I finished the evening with a late night drink in one café close to the square at the riverside, which was still busy with locals. I actually met the couple who were on a private boat who had a small race with my boat in the morning. It was nice to have a drink and share more stories. It was another great day – despite the hangover.

The next morning I took it very slowly. The amazing staff of my hotel was able to book a bus ticket for me to get to Rach Gia – the gateway to the Phu Quoc island.
So I had a little time for another little wander. Another interesting point of Can Tho is that some cafes where using very light water sprays to cool down the seating area. Haven’t seen that one before. Obviously I timed my stop at one café perfectly, as I just got my coffee when it seems the whole family was gathering for lunch – it was more like a buffet on the table. They politely offered me some spring rolls (well – I clearly needed more food.
But my real lunch I had at one of the touristy places along the river. The food was actually quite nice, and a great way to enjoy the view for a last time.

Slightly delayed I was picked up from the hotel around 14:30, and my rather short stay in Can Tho was over.

Can Tho is a very popular place for tourists – and I can understand why. The location at the Mekong here is amazing, as quite a few different arms of the Mekong merge here.

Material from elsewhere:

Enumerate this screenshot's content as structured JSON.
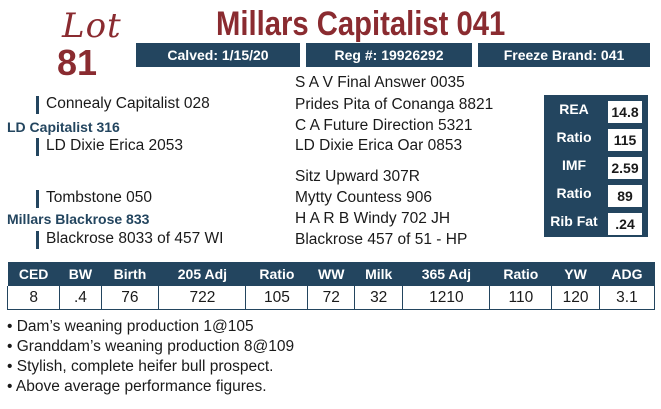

It also offers the chance to visit a few floating market  – again something very nice to see. But while it is touristy, it is not over-crowded by tourists, and like other places I didn’t get hassled at all. It was rather a laid back atmosphere, which is a big plus. So I would say it is worth a visit. I enjoyed the trip to the floating market (despite a terrible hangover), though I enjoyed the smaller one 1 1/2 hour away bit more.
In addition I enjoyed spending some time at the local beaches, which is very popular place for the locals – it got a bit busier later in the afternoon. And having the snake dinner was a good experience – always nice to try new things (even though I won’t rush to repeat it). I still prefer the lesser visited part of the Mekong Delta, but Can Tho is good place too visit (and apparently very popular for people cycling there – as I met a few)


The Than Thuy hotel was a very good choice. I am sure it is even better to have one of the rooms with the balcony, but the room was clean, the bed was comfortable, and the staff was fantastic – really trying hard to make sure I enjoyed my stay. I really couldn’t ask for more, and would therefore highly recommend it.


Leave early for the floating market to see it when it is busy. I was at the first market around 6:30 and it was a good time to see the locals doing their daily shopping. Also, a private boat seems to be a better option – you are more flexible, and should be able to visit the smaller one 1 1/2 hour away. Visit the beach – it is a great place to watch the locals enjoying their free time. There are plenty of restaurants, and as usual the one along the river are more expensive. Heading towards the bridge to the peninsular will lead to you more local food places.


  • Shreya Simon says:

    Thank you so much for sharing this info; do you have any additional details of the river tour you booked?
    Thinking of booking something similar

    • Unfortunately I have no booking details as it was part of the agreed package of my motorbike tour. But I would ask your accommodation about such tours, or just head to the pier and negotiate with one of the boats directly.
      But I would make sure it is a private tour, and that you do not join a group tour. In my opinion it is a far better experience.